Experimental and molecular simulation study of CO2 adsorption in ZIF-8: Atomic heat contributions and mechanism

Abstract

We successfully synthesised ZIF-8 using the solvothermal method at room temperature to study CO2 adsorption storage at 273 and 298 K up to 35 bar. Characterisation methods such as BET, SEM-EDS, XRD, and TGA were used to measure the physical and composition properties of ZIF-8. Grand canonical Monte Carlo (GCMC) simulation was conducted to compare with experimental data and get inside of the CO2 adsorption mechanism by calculating the isosteric heat and its fluid–fluid and solid–fluid contributions.

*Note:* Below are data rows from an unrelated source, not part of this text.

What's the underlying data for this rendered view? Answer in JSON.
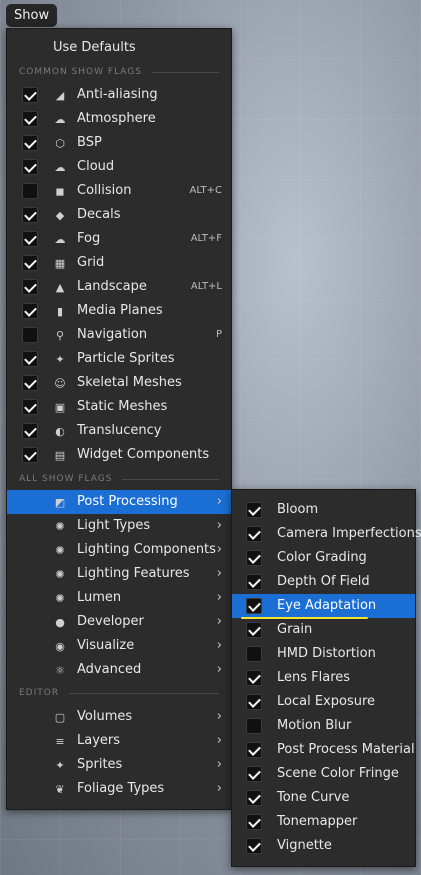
{
  "show_button": "Show",
  "use_defaults": "Use Defaults",
  "sections": {
    "common": "COMMON SHOW FLAGS",
    "all": "ALL SHOW FLAGS",
    "editor": "EDITOR"
  },
  "common_flags": [
    {
      "label": "Anti-aliasing",
      "checked": true,
      "shortcut": "",
      "icon": "anti-aliasing-icon"
    },
    {
      "label": "Atmosphere",
      "checked": true,
      "shortcut": "",
      "icon": "atmosphere-icon"
    },
    {
      "label": "BSP",
      "checked": true,
      "shortcut": "",
      "icon": "bsp-icon"
    },
    {
      "label": "Cloud",
      "checked": true,
      "shortcut": "",
      "icon": "cloud-icon"
    },
    {
      "label": "Collision",
      "checked": false,
      "shortcut": "ALT+C",
      "icon": "collision-icon"
    },
    {
      "label": "Decals",
      "checked": true,
      "shortcut": "",
      "icon": "decals-icon"
    },
    {
      "label": "Fog",
      "checked": true,
      "shortcut": "ALT+F",
      "icon": "fog-icon"
    },
    {
      "label": "Grid",
      "checked": true,
      "shortcut": "",
      "icon": "grid-icon"
    },
    {
      "label": "Landscape",
      "checked": true,
      "shortcut": "ALT+L",
      "icon": "landscape-icon"
    },
    {
      "label": "Media Planes",
      "checked": true,
      "shortcut": "",
      "icon": "media-planes-icon"
    },
    {
      "label": "Navigation",
      "checked": false,
      "shortcut": "P",
      "icon": "navigation-icon"
    },
    {
      "label": "Particle Sprites",
      "checked": true,
      "shortcut": "",
      "icon": "particle-sprites-icon"
    },
    {
      "label": "Skeletal Meshes",
      "checked": true,
      "shortcut": "",
      "icon": "skeletal-meshes-icon"
    },
    {
      "label": "Static Meshes",
      "checked": true,
      "shortcut": "",
      "icon": "static-meshes-icon"
    },
    {
      "label": "Translucency",
      "checked": true,
      "shortcut": "",
      "icon": "translucency-icon"
    },
    {
      "label": "Widget Components",
      "checked": true,
      "shortcut": "",
      "icon": "widget-components-icon"
    }
  ],
  "all_flags": [
    {
      "label": "Post Processing",
      "icon": "post-processing-icon",
      "active": true
    },
    {
      "label": "Light Types",
      "icon": "light-types-icon",
      "active": false
    },
    {
      "label": "Lighting Components",
      "icon": "lighting-components-icon",
      "active": false
    },
    {
      "label": "Lighting Features",
      "icon": "lighting-features-icon",
      "active": false
    },
    {
      "label": "Lumen",
      "icon": "lumen-icon",
      "active": false
    },
    {
      "label": "Developer",
      "icon": "developer-icon",
      "active": false
    },
    {
      "label": "Visualize",
      "icon": "visualize-icon",
      "active": false
    },
    {
      "label": "Advanced",
      "icon": "advanced-icon",
      "active": false
    }
  ],
  "editor_flags": [
    {
      "label": "Volumes",
      "icon": "volumes-icon"
    },
    {
      "label": "Layers",
      "icon": "layers-icon"
    },
    {
      "label": "Sprites",
      "icon": "sprites-icon"
    },
    {
      "label": "Foliage Types",
      "icon": "foliage-types-icon"
    }
  ],
  "post_processing_flags": [
    {
      "label": "Bloom",
      "checked": true,
      "active": false
    },
    {
      "label": "Camera Imperfections",
      "checked": true,
      "active": false
    },
    {
      "label": "Color Grading",
      "checked": true,
      "active": false
    },
    {
      "label": "Depth Of Field",
      "checked": true,
      "active": false
    },
    {
      "label": "Eye Adaptation",
      "checked": true,
      "active": true
    },
    {
      "label": "Grain",
      "checked": true,
      "active": false
    },
    {
      "label": "HMD Distortion",
      "checked": false,
      "active": false
    },
    {
      "label": "Lens Flares",
      "checked": true,
      "active": false
    },
    {
      "label": "Local Exposure",
      "checked": true,
      "active": false
    },
    {
      "label": "Motion Blur",
      "checked": false,
      "active": false
    },
    {
      "label": "Post Process Material",
      "checked": true,
      "active": false
    },
    {
      "label": "Scene Color Fringe",
      "checked": true,
      "active": false
    },
    {
      "label": "Tone Curve",
      "checked": true,
      "active": false
    },
    {
      "label": "Tonemapper",
      "checked": true,
      "active": false
    },
    {
      "label": "Vignette",
      "checked": true,
      "active": false
    }
  ],
  "colors": {
    "highlight": "#1b6fd4",
    "menu_bg": "#2c2c2c",
    "annotation": "#f2e332"
  }
}
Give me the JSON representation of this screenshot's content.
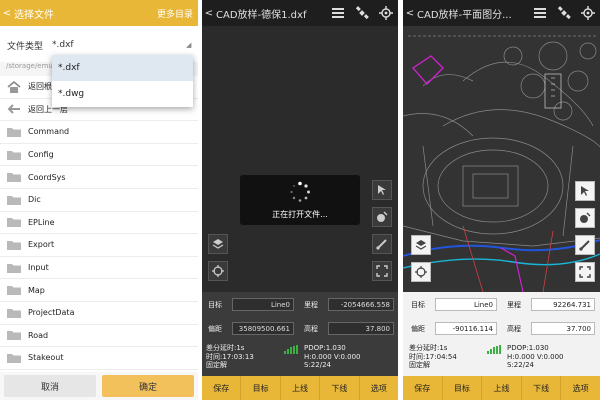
{
  "screen1": {
    "title": "选择文件",
    "more": "更多目录",
    "file_type_label": "文件类型",
    "file_type_value": "*.dxf",
    "path": "/storage/emu",
    "dropdown": [
      "*.dxf",
      "*.dwg"
    ],
    "nav_root": "返回根",
    "nav_up": "返回上一层",
    "folders": [
      "Command",
      "Config",
      "CoordSys",
      "Dic",
      "EPLine",
      "Export",
      "Input",
      "Map",
      "ProjectData",
      "Road",
      "Stakeout"
    ],
    "cancel": "取消",
    "ok": "确定"
  },
  "screen2": {
    "title": "CAD放样-德保1.dxf",
    "loading": "正在打开文件...",
    "target_label": "目标",
    "target_value": "Line0",
    "mileage_label": "里程",
    "mileage_value": "-2054666.558",
    "offset_label": "偏距",
    "offset_value": "35809500.661",
    "elev_label": "高程",
    "elev_value": "37.800",
    "diff_delay": "差分延时:1s",
    "time": "时间:17:03:13",
    "fix": "固定解",
    "pdop": "PDOP:1.030",
    "hv": "H:0.000  V:0.000",
    "sats": "S:22/24",
    "buttons": [
      "保存",
      "目标",
      "上线",
      "下线",
      "选项"
    ]
  },
  "screen3": {
    "title": "CAD放样-平面图分...",
    "target_label": "目标",
    "target_value": "Line0",
    "mileage_label": "里程",
    "mileage_value": "92264.731",
    "offset_label": "偏距",
    "offset_value": "-90116.114",
    "elev_label": "高程",
    "elev_value": "37.700",
    "diff_delay": "差分延时:1s",
    "time": "时间:17:04:54",
    "fix": "固定解",
    "pdop": "PDOP:1.030",
    "hv": "H:0.000  V:0.000",
    "sats": "S:22/24",
    "buttons": [
      "保存",
      "目标",
      "上线",
      "下线",
      "选项"
    ]
  },
  "colors": {
    "accent": "#e8b737",
    "dark_bg": "#2b2b2b",
    "magenta": "#d020d0",
    "blue": "#2255dd",
    "cyan": "#19b6d6",
    "green": "#3cb043"
  },
  "icons": [
    "back-arrow-icon",
    "menu-icon",
    "satellite-icon",
    "gps-crosshair-icon",
    "dropdown-caret-icon",
    "home-icon",
    "up-arrow-icon",
    "folder-icon",
    "cursor-icon",
    "point-icon",
    "brush-icon",
    "fullscreen-icon",
    "layers-icon",
    "target-icon",
    "signal-icon"
  ]
}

The second was also split into fluid–solid atom contributions to understand in detail the interaction between CO2 and ZIF-8. The analyses revealed that there are three main stages during the CO2 adsorption gas–solid atom contributions, developing, pore-filling and densification. During the developing and pore-filling stages the largest fluid–solid atom contribution to the isosteric heat is CO2-C2 interactions, indicating that the CO2 is adsorbed close to the hexagonal windows of the ZIF-8 structure, while during the densification stage the largest contribution is CO2-N interactions. Where C2 and N refers to C-atom and N-atom, respectively in NCH group of the solid framework. This is because CO2 changes its orientation to be able to accommodate more molecules in the pore cavity. This work provides a better understanding of the adsorption mechanism of CO2 on ZIF-8 and shows how molecular simulation can be used to improve the understanding gas adsorption storage on metal–organic frameworks.